Schéhérazade de la Nouvelle-France

C’est à la fois un roman d’Histoire et un livre d’histoires que Les aventures étranges et surprenantes d’Esther Brandeau, moussaillon, de la Torontoise Susan Glickman, aussi essayiste et poète.

 

Débarque ainsi en Nouvelle-France en 1738 la jeune Esther, ivre d’aventures et de liberté malgré son très jeune âge, qui, pour faire le voyage sans affres, s’est travestie à la façon de James Miranda Barry ou des héroïnes de Shakespeare et de Molière. Démasquée, la voilà assignée à demeure chez monsieur Hocquart, attendant tout l’hiver que l’enquête outre-Atlantique qui déterminera son sort s’effectue. Afin de passer ce long temps et de charmer subtilement les hommes responsables de son destin, Esther conte ce qu’elle prétend être ses aventures. Les péripéties qui obsédaient les littéraires à l’époque y passent : l’enfant sauvage, élevée ici par des singes, l’enlèvement au sérail, la vie sur une île déserte, etc. Le tout entrecoupé de la description de la vie en Nouvelle-France à l’époque.

 

La narration de Glickman est poreuse, bien portée par sa traduction, les pages s’avalent en douceur. La romancière a voulu tout se permettre : une Esther si féministe et égalitaire avant l’heure qu’elle en est, pour l’époque, sinon anachronique, alors incohérente, certainement improbable à force de jeune sagesse et d’éducation, et ce, accolé à une rigueur dans les descriptions historiques.
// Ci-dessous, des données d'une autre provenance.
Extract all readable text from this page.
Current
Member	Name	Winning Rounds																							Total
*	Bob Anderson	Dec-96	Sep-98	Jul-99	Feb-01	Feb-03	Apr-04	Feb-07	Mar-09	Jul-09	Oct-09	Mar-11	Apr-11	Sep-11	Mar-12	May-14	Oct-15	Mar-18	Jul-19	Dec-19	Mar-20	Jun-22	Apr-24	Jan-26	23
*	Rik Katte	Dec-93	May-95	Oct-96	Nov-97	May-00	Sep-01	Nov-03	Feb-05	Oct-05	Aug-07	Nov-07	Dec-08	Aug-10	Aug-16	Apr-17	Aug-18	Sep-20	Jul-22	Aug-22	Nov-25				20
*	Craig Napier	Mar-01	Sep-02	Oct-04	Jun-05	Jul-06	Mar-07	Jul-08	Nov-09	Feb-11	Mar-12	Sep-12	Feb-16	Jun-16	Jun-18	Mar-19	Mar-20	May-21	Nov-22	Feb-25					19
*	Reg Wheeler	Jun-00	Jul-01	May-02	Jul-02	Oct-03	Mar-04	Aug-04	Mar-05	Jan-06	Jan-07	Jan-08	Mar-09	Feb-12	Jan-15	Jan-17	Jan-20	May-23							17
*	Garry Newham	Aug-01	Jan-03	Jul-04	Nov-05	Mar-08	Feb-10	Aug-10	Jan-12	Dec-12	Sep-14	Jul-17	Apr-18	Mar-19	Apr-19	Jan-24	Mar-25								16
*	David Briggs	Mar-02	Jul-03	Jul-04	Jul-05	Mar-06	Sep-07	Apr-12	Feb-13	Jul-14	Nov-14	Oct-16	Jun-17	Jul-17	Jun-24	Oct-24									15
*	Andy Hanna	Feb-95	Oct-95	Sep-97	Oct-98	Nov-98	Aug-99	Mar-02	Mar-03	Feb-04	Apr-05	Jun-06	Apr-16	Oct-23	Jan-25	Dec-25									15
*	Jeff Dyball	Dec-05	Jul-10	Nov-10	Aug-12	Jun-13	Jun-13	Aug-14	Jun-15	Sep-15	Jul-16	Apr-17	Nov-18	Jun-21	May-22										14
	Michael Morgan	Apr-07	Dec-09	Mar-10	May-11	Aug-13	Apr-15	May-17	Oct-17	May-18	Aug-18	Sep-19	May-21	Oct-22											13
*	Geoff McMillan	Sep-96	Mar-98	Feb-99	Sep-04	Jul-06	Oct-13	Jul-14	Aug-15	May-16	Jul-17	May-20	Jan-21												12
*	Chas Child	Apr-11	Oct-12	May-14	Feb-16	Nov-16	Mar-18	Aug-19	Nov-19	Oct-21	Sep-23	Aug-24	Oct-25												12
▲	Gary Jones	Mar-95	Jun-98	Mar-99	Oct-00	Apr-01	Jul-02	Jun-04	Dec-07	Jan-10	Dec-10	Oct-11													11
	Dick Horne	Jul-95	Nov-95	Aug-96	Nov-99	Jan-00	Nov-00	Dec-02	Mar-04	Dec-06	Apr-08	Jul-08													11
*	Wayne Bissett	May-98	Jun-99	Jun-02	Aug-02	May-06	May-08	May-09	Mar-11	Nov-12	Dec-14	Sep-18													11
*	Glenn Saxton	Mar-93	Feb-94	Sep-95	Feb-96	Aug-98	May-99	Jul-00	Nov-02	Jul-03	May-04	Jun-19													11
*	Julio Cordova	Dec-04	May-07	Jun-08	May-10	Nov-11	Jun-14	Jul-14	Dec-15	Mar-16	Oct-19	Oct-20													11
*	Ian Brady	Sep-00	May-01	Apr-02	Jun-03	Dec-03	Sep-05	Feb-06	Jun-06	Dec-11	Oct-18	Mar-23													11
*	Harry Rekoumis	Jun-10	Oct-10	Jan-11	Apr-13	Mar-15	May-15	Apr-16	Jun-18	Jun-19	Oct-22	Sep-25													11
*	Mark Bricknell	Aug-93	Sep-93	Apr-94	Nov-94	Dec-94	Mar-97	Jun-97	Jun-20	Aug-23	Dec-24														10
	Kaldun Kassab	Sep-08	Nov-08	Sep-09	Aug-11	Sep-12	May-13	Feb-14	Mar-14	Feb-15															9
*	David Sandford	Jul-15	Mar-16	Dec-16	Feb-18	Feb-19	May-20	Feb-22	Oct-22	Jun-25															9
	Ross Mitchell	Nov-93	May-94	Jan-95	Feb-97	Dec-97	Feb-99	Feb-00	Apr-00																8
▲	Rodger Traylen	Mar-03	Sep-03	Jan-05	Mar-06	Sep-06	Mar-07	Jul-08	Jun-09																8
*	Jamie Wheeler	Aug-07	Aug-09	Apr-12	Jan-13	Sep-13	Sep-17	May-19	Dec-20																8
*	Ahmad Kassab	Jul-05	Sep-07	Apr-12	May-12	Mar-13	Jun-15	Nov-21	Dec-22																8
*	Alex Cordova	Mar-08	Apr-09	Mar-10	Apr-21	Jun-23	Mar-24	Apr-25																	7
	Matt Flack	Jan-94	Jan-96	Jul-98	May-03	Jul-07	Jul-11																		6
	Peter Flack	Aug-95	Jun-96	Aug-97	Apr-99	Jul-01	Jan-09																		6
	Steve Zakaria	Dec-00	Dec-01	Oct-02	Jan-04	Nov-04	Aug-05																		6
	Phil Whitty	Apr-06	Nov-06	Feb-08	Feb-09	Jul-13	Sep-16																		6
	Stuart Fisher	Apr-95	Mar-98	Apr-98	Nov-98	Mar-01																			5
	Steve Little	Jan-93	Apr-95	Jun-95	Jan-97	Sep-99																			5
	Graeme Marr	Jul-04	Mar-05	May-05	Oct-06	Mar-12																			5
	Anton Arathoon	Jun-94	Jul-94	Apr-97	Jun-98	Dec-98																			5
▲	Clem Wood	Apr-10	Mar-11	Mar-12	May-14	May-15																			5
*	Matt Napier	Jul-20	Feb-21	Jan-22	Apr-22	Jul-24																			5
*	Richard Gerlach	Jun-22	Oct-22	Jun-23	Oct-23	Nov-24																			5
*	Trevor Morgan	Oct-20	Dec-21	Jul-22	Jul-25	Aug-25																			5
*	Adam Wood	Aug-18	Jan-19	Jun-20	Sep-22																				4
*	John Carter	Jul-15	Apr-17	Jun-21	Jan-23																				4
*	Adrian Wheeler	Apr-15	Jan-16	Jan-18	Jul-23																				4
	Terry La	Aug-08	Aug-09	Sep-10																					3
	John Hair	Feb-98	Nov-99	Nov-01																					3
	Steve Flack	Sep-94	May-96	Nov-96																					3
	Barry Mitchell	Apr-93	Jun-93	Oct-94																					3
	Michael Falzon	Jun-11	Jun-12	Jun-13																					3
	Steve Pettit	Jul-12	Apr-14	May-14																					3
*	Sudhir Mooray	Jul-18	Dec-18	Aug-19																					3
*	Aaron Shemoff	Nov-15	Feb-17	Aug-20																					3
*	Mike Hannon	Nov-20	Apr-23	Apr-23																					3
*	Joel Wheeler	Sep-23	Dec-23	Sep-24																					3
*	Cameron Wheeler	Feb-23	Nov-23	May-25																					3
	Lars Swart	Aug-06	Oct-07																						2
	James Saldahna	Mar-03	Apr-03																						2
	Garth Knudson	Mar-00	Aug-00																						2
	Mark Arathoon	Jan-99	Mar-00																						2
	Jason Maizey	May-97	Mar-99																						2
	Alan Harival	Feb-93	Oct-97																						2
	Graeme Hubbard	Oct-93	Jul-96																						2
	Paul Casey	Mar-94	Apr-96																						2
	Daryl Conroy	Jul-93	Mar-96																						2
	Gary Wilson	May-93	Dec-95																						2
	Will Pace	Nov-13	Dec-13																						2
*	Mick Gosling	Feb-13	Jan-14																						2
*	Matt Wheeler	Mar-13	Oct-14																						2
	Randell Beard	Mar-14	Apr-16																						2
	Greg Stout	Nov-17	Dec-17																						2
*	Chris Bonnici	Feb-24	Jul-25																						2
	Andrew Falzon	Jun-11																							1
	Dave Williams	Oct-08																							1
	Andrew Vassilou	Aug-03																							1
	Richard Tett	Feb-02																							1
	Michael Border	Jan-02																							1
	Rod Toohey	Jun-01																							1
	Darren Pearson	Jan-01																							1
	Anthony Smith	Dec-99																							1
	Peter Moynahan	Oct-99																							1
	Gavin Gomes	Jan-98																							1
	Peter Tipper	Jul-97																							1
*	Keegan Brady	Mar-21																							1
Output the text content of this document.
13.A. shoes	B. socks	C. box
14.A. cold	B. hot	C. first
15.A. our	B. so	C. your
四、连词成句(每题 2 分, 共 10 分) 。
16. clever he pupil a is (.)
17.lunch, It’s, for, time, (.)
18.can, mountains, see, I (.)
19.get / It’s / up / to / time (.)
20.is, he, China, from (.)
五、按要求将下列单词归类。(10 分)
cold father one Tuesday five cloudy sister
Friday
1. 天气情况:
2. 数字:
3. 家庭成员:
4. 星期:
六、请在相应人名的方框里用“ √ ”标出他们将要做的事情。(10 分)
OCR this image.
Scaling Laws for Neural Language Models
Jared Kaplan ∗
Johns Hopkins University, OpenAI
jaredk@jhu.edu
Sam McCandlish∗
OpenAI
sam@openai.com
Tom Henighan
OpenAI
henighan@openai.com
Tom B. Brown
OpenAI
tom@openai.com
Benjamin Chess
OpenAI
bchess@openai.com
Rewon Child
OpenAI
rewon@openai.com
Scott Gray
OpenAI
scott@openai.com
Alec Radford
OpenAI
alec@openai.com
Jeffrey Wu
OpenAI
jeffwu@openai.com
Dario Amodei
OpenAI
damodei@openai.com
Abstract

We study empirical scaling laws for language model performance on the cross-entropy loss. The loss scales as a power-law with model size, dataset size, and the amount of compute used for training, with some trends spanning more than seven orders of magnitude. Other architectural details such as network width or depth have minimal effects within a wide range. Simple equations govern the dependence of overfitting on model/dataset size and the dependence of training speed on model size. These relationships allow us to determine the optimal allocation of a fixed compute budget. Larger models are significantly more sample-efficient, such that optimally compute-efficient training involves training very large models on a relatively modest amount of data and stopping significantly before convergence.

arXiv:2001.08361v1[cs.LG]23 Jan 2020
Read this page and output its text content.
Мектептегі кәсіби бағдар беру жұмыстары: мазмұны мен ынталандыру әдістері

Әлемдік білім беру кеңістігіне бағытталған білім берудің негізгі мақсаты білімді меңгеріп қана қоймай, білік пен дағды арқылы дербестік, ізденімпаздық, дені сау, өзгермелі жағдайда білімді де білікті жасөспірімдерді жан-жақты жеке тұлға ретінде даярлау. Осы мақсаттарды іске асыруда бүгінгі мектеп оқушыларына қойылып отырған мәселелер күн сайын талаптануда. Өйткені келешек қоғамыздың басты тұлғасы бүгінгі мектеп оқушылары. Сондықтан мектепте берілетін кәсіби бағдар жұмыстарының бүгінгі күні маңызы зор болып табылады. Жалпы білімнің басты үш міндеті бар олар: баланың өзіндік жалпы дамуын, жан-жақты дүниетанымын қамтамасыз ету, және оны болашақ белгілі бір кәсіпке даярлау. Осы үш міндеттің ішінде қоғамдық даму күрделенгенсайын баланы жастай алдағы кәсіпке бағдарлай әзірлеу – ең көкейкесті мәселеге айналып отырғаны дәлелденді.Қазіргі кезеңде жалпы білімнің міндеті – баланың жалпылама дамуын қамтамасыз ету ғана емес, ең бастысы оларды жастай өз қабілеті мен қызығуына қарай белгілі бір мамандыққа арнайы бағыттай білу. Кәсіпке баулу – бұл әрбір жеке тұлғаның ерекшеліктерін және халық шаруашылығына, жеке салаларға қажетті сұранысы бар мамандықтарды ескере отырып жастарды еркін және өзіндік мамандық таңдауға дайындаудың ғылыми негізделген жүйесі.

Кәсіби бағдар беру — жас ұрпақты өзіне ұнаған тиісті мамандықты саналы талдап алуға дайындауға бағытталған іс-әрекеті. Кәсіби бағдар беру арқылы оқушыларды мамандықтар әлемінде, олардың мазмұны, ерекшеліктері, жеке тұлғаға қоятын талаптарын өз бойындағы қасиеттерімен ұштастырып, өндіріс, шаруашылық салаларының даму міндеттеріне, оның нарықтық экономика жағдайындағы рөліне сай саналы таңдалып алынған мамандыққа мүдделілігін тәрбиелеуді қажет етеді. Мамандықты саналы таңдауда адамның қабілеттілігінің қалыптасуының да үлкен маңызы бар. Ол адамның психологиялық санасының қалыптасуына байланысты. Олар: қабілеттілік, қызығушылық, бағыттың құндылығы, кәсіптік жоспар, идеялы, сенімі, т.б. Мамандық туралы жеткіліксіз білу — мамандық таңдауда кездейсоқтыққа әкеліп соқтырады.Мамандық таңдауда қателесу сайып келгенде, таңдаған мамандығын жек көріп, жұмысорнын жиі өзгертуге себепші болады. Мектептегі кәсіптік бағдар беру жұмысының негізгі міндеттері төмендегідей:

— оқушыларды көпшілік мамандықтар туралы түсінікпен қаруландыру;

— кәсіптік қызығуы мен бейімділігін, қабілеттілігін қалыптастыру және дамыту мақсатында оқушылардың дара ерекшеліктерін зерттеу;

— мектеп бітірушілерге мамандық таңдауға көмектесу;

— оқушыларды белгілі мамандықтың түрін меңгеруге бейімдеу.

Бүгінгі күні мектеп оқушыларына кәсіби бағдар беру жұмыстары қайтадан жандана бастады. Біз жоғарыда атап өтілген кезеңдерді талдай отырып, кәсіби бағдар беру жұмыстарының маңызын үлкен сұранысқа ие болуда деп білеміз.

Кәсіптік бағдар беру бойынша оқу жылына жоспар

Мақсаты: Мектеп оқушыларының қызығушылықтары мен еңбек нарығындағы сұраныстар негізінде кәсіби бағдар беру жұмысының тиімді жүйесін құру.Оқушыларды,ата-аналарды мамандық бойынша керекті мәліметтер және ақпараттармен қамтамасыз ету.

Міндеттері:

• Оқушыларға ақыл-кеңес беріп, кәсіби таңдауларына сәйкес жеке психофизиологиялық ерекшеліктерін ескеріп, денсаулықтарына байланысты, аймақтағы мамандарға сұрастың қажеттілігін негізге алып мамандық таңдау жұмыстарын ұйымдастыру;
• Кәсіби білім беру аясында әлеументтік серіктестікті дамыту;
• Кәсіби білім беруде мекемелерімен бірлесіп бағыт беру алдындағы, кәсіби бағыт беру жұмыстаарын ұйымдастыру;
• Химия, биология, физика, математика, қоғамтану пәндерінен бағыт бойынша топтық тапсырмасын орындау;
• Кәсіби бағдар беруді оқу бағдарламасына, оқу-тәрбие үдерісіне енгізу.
Nul jeu dans le passage à l’oralité lors des contes, mais surtout, plus gênant, une impression de déjà-lu, qui donne envie au lecteur de s’exclamer, comme un des personnages: « Nous l’avons entendue cent fois, cette histoire, ou d’autres du même genre. »

 

Un beau divertissement, sans plus, sauf pour le petit punch final (ne lisez pas l’article ci-dessous, il y a dévoilement…), intéressant historiquement.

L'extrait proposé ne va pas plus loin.